11 Diese einzelfallbezogene Beurteilung beruht auf mehreren, unbedenklich erscheinenden Überlegungen, wobei das BVwG auch das aktuelle Länderinformationsblatt der Staatendokumentation zu Afghanistan vom 10. August 2022 einbezog. Ihre Unvertretbarkeit zeigt die Revision, die auch der Beweiswürdigung bezüglich der früheren Verfolgung des Revisionswerbers durch die Taliban nicht entgegentritt, nicht auf.

12 Ferner macht die Revision in ihrer Zulässigkeitsbegründung geltend, das BVwG stütze seine Beurteilung in erster Linie auf ein in der mündlichen Verhandlung erstattetes, mit Mängeln behaftetes Gutachten, dessen Schlüssigkeit ebenfalls nicht überprüfbar sei.

13 Werden Verfahrensmängel als Zulassungsgründe ins Treffen geführt, muss auch schon in der abgesonderten Zulässigkeitsbegründung die Relevanz dieser Verfahrensmängel, weshalb also bei Vermeidung des Verfahrensmangels in der Sache ein anderes, für den Revisionswerber günstigeres Ergebnis hätte erzielt werden können, dargetan werden. Dies setzt voraus, dass ‑ auch in der gesonderten Begründung für die Zulässigkeit der Revision zumindest auf das Wesentliche zusammengefasst ‑ jene Tatsachen dargestellt werden, die sich bei Vermeidung des Verfahrensmangels als erwiesen ergeben hätten (vgl. VwGH 6.9.2022, Ra 2022/19/0138, mwN).

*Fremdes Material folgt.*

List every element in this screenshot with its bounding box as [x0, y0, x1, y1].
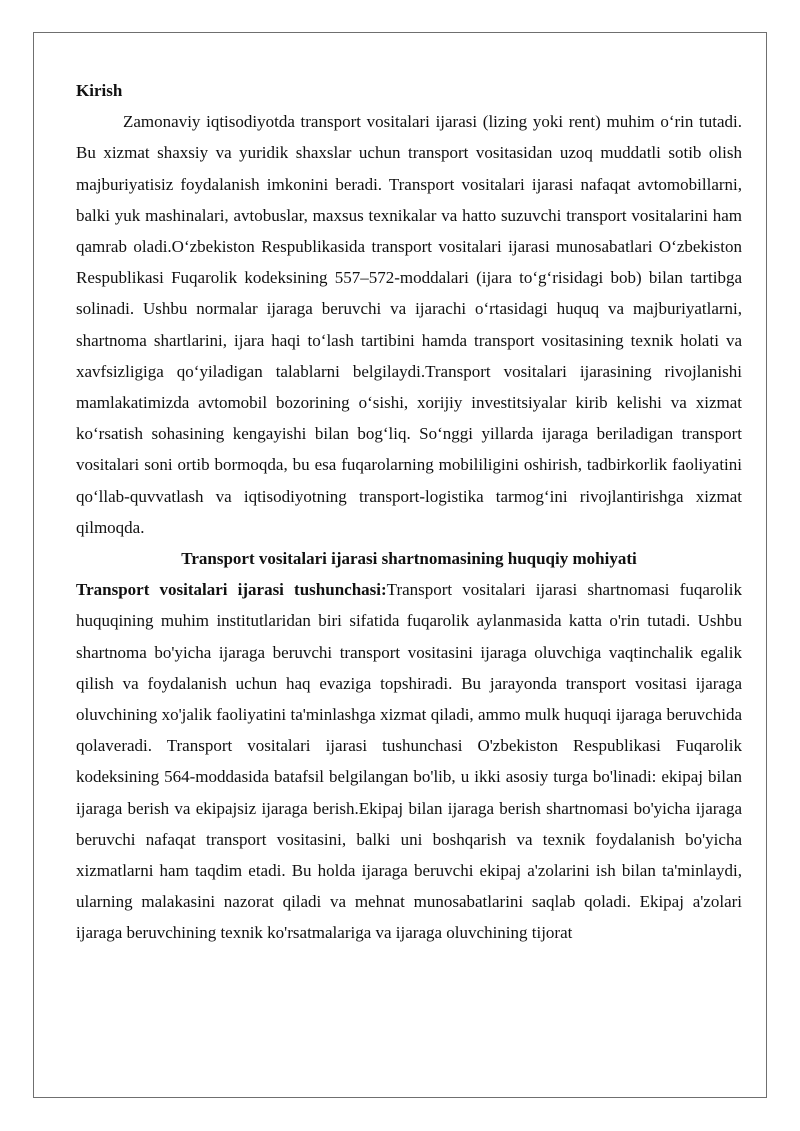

14 Zwar ist der Revision beizupflichten, dass das in der mündlichen Verhandlung erstattete Gutachten nicht den in der Judikatur des Verwaltungsgerichtshofes gestellten Anforderungen an ein Sachverständigengutachten gerecht wird (vgl. dazu etwa VwGH 22.3.2017, Ra 2016/19/0350, mwN). Der Revision gelingt es jedoch bereits deshalb nicht, die Relevanz des behaupteten Verfahrensmangels darzulegen, weil das BVwG ‑ wie in den Ausführungen in der Rn. 10 ersichtlich ist ‑ seine Beweiswürdigung nicht ausschließlich auf diese gutachterliche Stellungnahme gestützt hat. Da bereits die Gesamtheit der übrigen beweiswürdigenden Ausführungen die Beurteilung des BVwG trägt, kommt es auf die länderkundliche Stellungnahme im gegenständlichen Fall nicht an (vgl. ähnlich VwGH 18.12.2020, Ra 2020/19/0332).

15 In der Revision werden sohin keine Rechtsfragen aufgeworfen, denen im Sinne des Art. 133 Abs. 4 B‑VG grundsätzliche Bedeutung zukäme. Die Revision war daher ohne weiteres Verfahren gemäß § 34 Abs. 1 VwGG zurückzuweisen.